More transparency needed on drone testing in county
October 31, 2013I'm not happy and I'd like to tell you why. Earlier this week, I received an email from a subscriber about the San Diego County Board of Supervisors' decision to support a proposal to make most of San Diego County a drone testing site. Sadly, this email was the first I heard about this decision.
Granted, I am new here, just coming on staff about the time this decision was made by the board, but why is it that nothing had been said to the Roadrunner prior to the board even making this decision? I decided to dig some more. I checked the past agenda's from the San Diego County Board of Supervisors' website; the item is listed there, but not in a manner that is easily distinguishable.
The item, number 20 on the agenda for the Sept. 24 regular meeting, is listed as "supporting job growth in San Diego's innovation economy," hardly alarming in itself. However, it takes considerable scrolling to find the actual description of the agenda item — it begins on page 20. Someone who is new to the fine art of reading agendas could easily miss this all-important explanation of the situation and would then not be aware of what decisions and discussions are happening in regards to Valley Center at the county supervisors' meetings.
With all of this said, I want to go on record now about my opinion on drones. I have nothing against drones; as a matter of fact drone testing and development was one of the biggest programs I reported on when I was with The Tester at Patuxent River Naval Air Station. It was
interesting to see how much capability can be packed into one little piece of high tech machinery, capability that can protect and save the lives of our servicemen and women while fighting terrorism and all kinds of nasty stuff that is going on in the world today.
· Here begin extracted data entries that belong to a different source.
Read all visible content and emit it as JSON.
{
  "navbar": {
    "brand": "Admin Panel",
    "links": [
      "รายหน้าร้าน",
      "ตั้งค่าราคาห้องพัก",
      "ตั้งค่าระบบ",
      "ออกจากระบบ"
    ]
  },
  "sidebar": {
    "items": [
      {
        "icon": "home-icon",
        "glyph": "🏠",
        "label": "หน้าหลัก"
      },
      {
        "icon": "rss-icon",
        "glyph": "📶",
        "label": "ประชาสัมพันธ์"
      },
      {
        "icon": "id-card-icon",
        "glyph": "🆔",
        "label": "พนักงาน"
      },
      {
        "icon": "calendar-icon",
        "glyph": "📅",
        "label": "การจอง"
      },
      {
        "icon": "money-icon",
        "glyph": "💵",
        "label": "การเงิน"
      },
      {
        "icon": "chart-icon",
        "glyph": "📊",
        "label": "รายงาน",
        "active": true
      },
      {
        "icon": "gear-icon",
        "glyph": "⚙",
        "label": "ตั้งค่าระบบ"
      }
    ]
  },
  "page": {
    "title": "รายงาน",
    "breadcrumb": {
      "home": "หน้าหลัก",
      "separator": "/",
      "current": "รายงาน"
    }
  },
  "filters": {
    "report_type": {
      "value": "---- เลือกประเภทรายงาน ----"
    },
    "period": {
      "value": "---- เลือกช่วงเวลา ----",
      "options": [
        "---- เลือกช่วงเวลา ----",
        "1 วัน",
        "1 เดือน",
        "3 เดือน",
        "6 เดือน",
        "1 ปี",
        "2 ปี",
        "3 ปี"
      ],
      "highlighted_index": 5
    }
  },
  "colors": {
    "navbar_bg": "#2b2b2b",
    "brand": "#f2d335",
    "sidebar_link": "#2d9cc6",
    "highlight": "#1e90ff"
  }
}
I loved it all, the X-47B is pretty cool, the Global Hawk has some amazing capabilities, and the Fire Scout, which looks like a helicopter, is just flat-out awesome. What I do have a problem with is what I would say — again in my opinion — is a lack of transparency from our local government on this issue.
Government transparency helps us as citizens to hold our leaders accountable for their decisions; it prevents corruption and allows for public oversight. Without knowledge of the September meeting when the Board of Supervisors threw unanimous support at something that many Valley Center residents might not like, our town was unrepresented. There was no way for residents to voice their opinions. Yes, the meeting was open to the public and yes, if we would have attended those meetings as well as the meetings leading up to it, we would have been in the know. Turning most of San Diego County into a drone testing site probably won't affect us much in the grand scheme of things, but the fact remains, something that is very controversial was put into action without many of us being aware of it.
One final thought, where was our supervisor, Bill Horn, in all of this? We know he supported the action, yet when contacted by the Roadrunner to comment on the article on page one in today's edition, his only response came in the form of an emailed statement from
his media director, Anita Lightfoot. Horn's comment was something he said in the past regarding drone testing, Lightfoot said in her email to the Valley Roadrunner.
While Horn's statement is insightful and clearly demonstrates his opinion on the matter, this editor believes that those who represent us should be more open with constituents regarding matters that affect them or they could have strong opinions on. Bottom line, our elected leaders need to keep us informed of issues affecting our communities and our livelihoods and the best way to do that is through communication and government transparency.